ANSWER: 176.9 bpa (Use the equation y = mx + b to find the slope of the linear trend line, then solve for y when x is 2015.)
4. You've added up what it costs to operate, insure, and finance your grain storage bins and decided your cost of carry is 4 1/2 cents per bushel per month. Today you see the March '15 corn futures contract closed at $3.57 and the May '15 contract closed at $3.65, and your local ethanol plant is bidding -24H for March delivery, -27K for April delivery, and -23K for May delivery. You want to sell some grain this afternoon with a forward contract for spring delivery, but which month offers you the best opportunity to capture the market's carry structure?
ANSWER: Sell cash corn in April. (There is only 4 cents of carry between April and May, which is less than the 4 1/2 cents it would cost you to store it for another month.)

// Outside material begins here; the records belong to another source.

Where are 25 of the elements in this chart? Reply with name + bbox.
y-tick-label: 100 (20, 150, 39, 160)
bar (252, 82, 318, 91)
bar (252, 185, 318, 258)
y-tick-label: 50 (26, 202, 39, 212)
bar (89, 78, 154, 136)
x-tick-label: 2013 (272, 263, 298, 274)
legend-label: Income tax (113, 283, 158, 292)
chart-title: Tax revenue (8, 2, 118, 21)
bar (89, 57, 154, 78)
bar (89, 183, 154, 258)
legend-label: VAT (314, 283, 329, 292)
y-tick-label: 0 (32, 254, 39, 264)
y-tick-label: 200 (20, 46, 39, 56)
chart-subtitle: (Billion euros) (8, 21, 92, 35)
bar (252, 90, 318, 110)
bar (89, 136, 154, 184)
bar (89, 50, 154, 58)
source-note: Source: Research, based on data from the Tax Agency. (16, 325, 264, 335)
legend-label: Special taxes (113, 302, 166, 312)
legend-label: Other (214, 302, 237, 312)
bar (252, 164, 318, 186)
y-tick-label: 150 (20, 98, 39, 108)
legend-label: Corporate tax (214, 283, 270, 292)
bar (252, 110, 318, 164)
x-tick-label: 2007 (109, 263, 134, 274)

5. Pretend we live in a world where the global stocks-to-use ratio of the corn market is a perfect predictor of price (CAUTION: THE MARKETS DON'T ACTUALLY WORK THIS WAY!). For each 0.01 increase in that ratio, this relationship suggests the corn price should fall $0.63 per bushel. Lately the price of corn has been consolidating around $3.25 per bushel, but today the USDA released a fresh monthly supply and demand report. They left global total use constant at 973 million metric tons, but lowered the global ending stocks from 190 mmt to 185 mmt. Estimate what you think the corn price will be after the report.
ANSWER: $3.57 (The price is expected to move up $0.32 because the ratio tightened by 0.005.)
Extra Credit: By how many bushels did the USDA reduce its global ending stocks estimate in Question 5?
ANSWER: 5 million metric tons is 196.8 million bushels.